Ice Waves — Increased Greenland Ice and Melt Discharge Waves from 2010 and 2012

Ice Waves — The most fantastic climate science of last week (that crossed my desk):

This work evaluates  a new discovery of melt waves of increased ice and water discharge in the Greenland melt years of 2010 and 2012. At one glacier (Rinks,) the peak monthly increased ice and water discharge was about equal to 0.5% of total net Greenland ice and water loss. The Rinks accounts for about 2 percent of total Greenland ice loss.

An underice river of melt emerges from the Greenland Ice Cap at a place called Point 660 near Kangerlussuaq, on the west coast near the Arctic Circle.

The ice loss peaked after summer the heat waves in the fall at 1.67 Gigatons (Gt) per month and extended into deep winter. In 2012, t he total excess loss, above the normal loss for the Rinks, was 6.7 Gt where the Rinks normally loses 1 to 2 Gt per year. Evidence of the increased flow from 2012 extended through the winter and into the summer of 2013.

These waves of ice were caused by increased meltwater penetrating the ice sheet to bedrock through crevasses and moulins (ice sheet drains) that can extend thousands of feet deep into the two-mile high ice sheet. Where the drainage meets bedrock, parts of the ice sheet literally float (water is heavier than ice,) decreasing friction and increasing flow.

The way these melt waves were discovered is through gravitational changes measured by the GRACE satellites.

Greenland ice loss and melt increased over 500 percent  from 2002 to 2011 as per the 2013 IPCC.

This ice wave work was done by researchers at the Jet Propulsion Laboratory, California Institute of Technology.

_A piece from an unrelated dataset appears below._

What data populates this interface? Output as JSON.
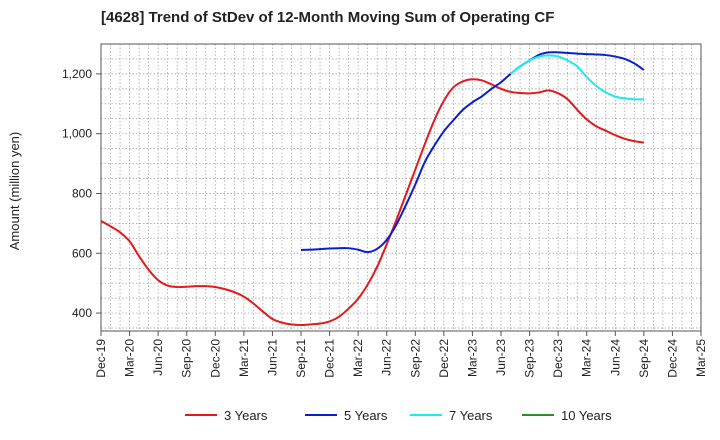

Adhikari et al., Mass transport waves amplified by intense Greenland melt and detected in solid Earth deformation, GEophhysical Resaerch Letters, May 15, 2017.pdf

Greenland Glacier Discharge Ranking:
Rignot, et al., Changes in the velocity structure of the Greenland Ice Sheet, Science, February 17, 2006.

IPCC: Ice loss increased 532 percent since 2001… “The rate of ice loss from the Greenland ice sheet has very likely substantially increased from 34 [–6 to 74] Gt yr–1 over the period 1992 to 2001 to 215 [157 to 274] Gt yr–1 over the period 2002 to 2011.” This is a ten-year average. 2013 IPCC, summary for Policy Makers, B3 Cryshpere, Bullet 2, page 9.